NAIROBI
Medecins Sans Frontieres has announced that it has succeeded in launching operations in the northern parts of the Central African Republic controlled by rebels loyal to the former army chief of staff, Francois Bozize.
"After several assessment missions in January, MSF is the only international organisation to work with the isolated population in this part of the country," the MSF office in the Kenyan capital, Nairobi, reported on Tuesday.
Since Bozize's troops tried to seize power on 25 October 2002, the north of the country has been totally cut off from humanitarian-relief organisations.
However, MSF has embarked on a project in an area within the triangle defined by the towns of Kabo, Bossangoa and Dekoa, which have a combined population of about 300,000.
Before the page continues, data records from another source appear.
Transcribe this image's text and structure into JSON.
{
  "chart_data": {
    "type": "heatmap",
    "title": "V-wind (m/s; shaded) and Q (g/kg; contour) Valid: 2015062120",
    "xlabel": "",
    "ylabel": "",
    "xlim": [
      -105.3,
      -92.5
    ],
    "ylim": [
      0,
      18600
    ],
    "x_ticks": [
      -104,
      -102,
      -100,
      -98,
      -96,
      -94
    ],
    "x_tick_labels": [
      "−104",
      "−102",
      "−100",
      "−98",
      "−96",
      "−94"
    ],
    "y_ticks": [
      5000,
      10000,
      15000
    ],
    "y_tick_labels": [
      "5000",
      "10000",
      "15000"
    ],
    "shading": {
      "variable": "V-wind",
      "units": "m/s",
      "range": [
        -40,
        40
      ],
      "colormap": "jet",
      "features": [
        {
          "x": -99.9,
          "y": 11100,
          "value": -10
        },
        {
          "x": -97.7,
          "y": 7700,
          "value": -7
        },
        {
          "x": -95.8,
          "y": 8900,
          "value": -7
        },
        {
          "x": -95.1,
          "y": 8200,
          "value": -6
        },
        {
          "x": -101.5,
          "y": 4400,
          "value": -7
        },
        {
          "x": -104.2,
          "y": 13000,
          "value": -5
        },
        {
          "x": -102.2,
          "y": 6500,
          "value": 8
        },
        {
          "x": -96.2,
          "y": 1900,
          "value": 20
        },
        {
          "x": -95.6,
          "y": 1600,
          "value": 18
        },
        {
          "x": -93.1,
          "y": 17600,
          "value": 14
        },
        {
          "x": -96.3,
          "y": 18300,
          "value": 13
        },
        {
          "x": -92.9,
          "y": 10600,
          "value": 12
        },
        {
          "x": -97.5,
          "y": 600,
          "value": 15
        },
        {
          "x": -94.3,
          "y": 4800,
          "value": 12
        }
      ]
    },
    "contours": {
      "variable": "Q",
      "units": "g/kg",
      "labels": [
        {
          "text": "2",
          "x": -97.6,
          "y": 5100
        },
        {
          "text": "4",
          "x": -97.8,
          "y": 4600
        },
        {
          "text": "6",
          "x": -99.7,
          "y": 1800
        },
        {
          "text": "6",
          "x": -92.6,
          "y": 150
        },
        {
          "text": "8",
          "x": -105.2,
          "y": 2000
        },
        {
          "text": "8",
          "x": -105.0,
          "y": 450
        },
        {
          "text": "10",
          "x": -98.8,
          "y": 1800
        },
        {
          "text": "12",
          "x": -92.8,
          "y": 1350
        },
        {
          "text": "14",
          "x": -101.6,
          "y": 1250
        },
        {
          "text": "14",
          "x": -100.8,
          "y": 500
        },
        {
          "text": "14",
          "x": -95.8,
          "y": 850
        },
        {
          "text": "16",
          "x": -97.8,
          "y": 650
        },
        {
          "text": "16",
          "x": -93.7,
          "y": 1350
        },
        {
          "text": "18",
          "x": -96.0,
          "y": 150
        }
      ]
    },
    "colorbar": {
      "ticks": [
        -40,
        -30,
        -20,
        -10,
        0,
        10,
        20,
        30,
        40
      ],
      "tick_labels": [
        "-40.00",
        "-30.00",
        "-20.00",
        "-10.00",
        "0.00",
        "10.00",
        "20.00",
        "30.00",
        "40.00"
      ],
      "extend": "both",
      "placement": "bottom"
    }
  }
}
"The objective of the intervention is to provide health care to the population in the region affected by the conflict and respond to potential epidemic outbreaks," MSF stated.
It said MSF mobile teams were offering consultations, while organising an epidemiological surveillance system. The NGO was also assessing the possibility of starting an emergency surgical intervention, it said.
Many people have had no access to health services since the war broke out. The north and the east of the country have remained isolated. The country's health-care system and administrative management have continued to deteriorate, and health facilities have been systematically looted.
MSF reported that that in towns in the southeast of the country, such as Bossembele and Damara, residents who had fled into the bush were beginning to visit MSF clinics.
"They are frightened and weak, and we fear a rapid deterioration of their health condition," Raquel Ayora, an MSF volunteer in charge of the operations in the CAR, said.